Natürlich ist Tönnies nicht der dumpfe Rechtsradikale, der durch Rheda-Wiedenbrück rennt und „Ausländer raus“ brüllt. Dann wäre ja plötzlich der Großteil seiner Belegschaft weg. Hans Sarpei hat es damals sehr gut beschrieben. Tönnies agiert in der Art eines Kolonialherrn. Von oben herab, der gütige Herr, der in seiner Weisheit den zurückgebliebenen Afrikanern die Welt erklärt. Auch das ist Rassismus. Dass der Verein Schalke 04 offenbar so sehr am Tropf von Tönnies hängt, dass er die „Strafe“ für seinen Rassismus selbst vorschlagen durfte, ist erschreckend, aber soll hier kein Thema sein.

Aber was haben die rassistischen Ausfälle eines Clemens Tönnies mit uns zu tun?

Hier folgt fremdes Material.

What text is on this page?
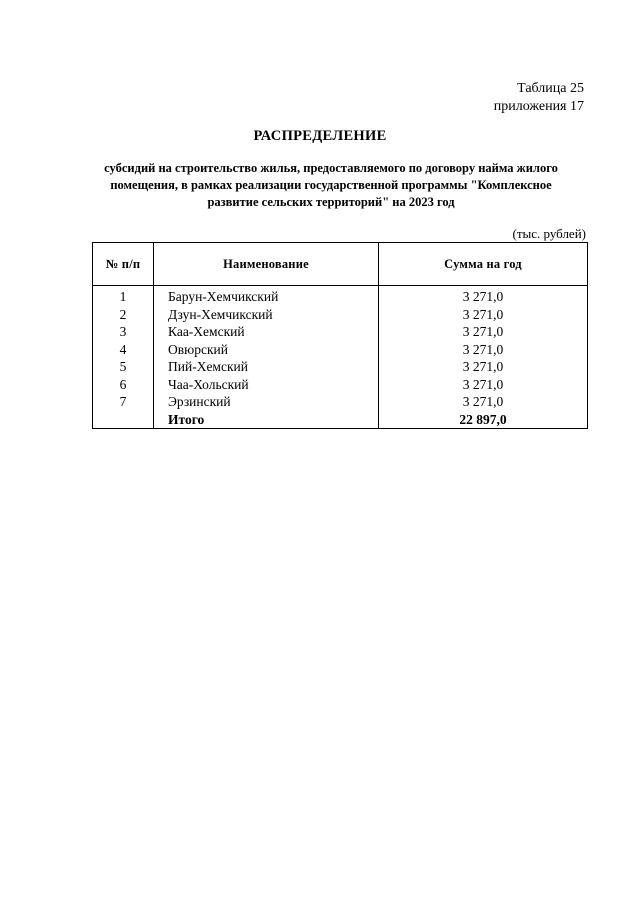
Таблица 25
приложения 17
РАСПРЕДЕЛЕНИЕ
субсидий на строительство жилья, предоставляемого по договору найма жилого
помещения, в рамках реализации государственной программы "Комплексное
развитие сельских территорий" на 2023 год
(тыс. рублей)
№ п/п	Наименование	Сумма на год
1	Барун-Хемчикский	3 271,0
2	Дзун-Хемчикский	3 271,0
3	Каа-Хемский	3 271,0
4	Овюрский	3 271,0
5	Пий-Хемский	3 271,0
6	Чаа-Хольский	3 271,0
7	Эрзинский	3 271,0
	Итого	22 897,0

Leider eine ganze Menge. Ähnliche Aussagen, wie jene, die Tönnies vor Publikum von sich gegeben hat, fallen leider immer häufiger in unserem Umfeld. Der Onkel, der sich auf der Familienfeier über die ganzen „Ölaugen“ und „Schwarzfüße“ beschwert, der Arbeitskollege, der in der Frühstückspause alle Ausländer abschieben will, die Nachbarin, die ja nichts gegen Muslime hat, aber in die Wohnung über ihr soll doch bitte keiner davon einziehen, der Tribünennachbar, der den gegnerischen Spieler mit Affenlauten beleidigt. All diese Menschen agieren wie Tönnies. Sie werten ab, sie pauschalisieren, sie grenzen aus. Sie rütteln an den Grundfesten unserer Gemeinschaft.

Am Montag jährte sich die Befreiung des Vernichtungslagers Auschwitz zum 75. Mal. Auschwitz ist das Symbol geworden, für den systematischen Massenmord an Abgewerteten, Ausgegrenzten, Entmenschlichten. Doch der Massenmord beginnt nicht erst mit dem Bau der Vernichtungslager. Er beginnt mit dem Erheben der „Einen“ über die „Anderen“. Nun bin ich mir sicher, dass Tönnies absolut nicht will, dass die Geschichte sich wiederholt. Genau wie der Onkel, der Kollege, die Nachbarin, der Tribünennachbar. Aber sie schaffen das Klima für diejenigen, die an einer Wiederholung arbeiten. Deren Ziel es ist, Andersdenkende, Andersaussehende aus unserer Gesellschaft auszuschließen.

Treten wir ihnen entgegen. Auf der Familienfeier, in der Früstückspause, im Hausflur, im Netz. Und zwar auch dann, wenn nicht die große Empörungswelle hinter uns steht. Auch dann, wenn es anstrengend ist. Wenn die Masse schweigt oder sogar applaudiert, wie bei Tönnies Worten. Zeigen wir ihnen, dass #NieWieder nicht nur ein Schlagwort, ein Hashtag ist, sondern dass #NieWieder ein ständiges Einstehen für unsere Werte bedeutet. Erklären wir ihnen, was sie mit ihren Worten anrichten. Verdeutlichen wir ihnen, dass Sie an einer Spaltung der Gesellschaft arbeiten und den Weg für Schlimmeres bereiten. Ich weiß nicht, ob Clemens Tönnies es noch verstehen wird. Der Rest versteht es hoffentlich.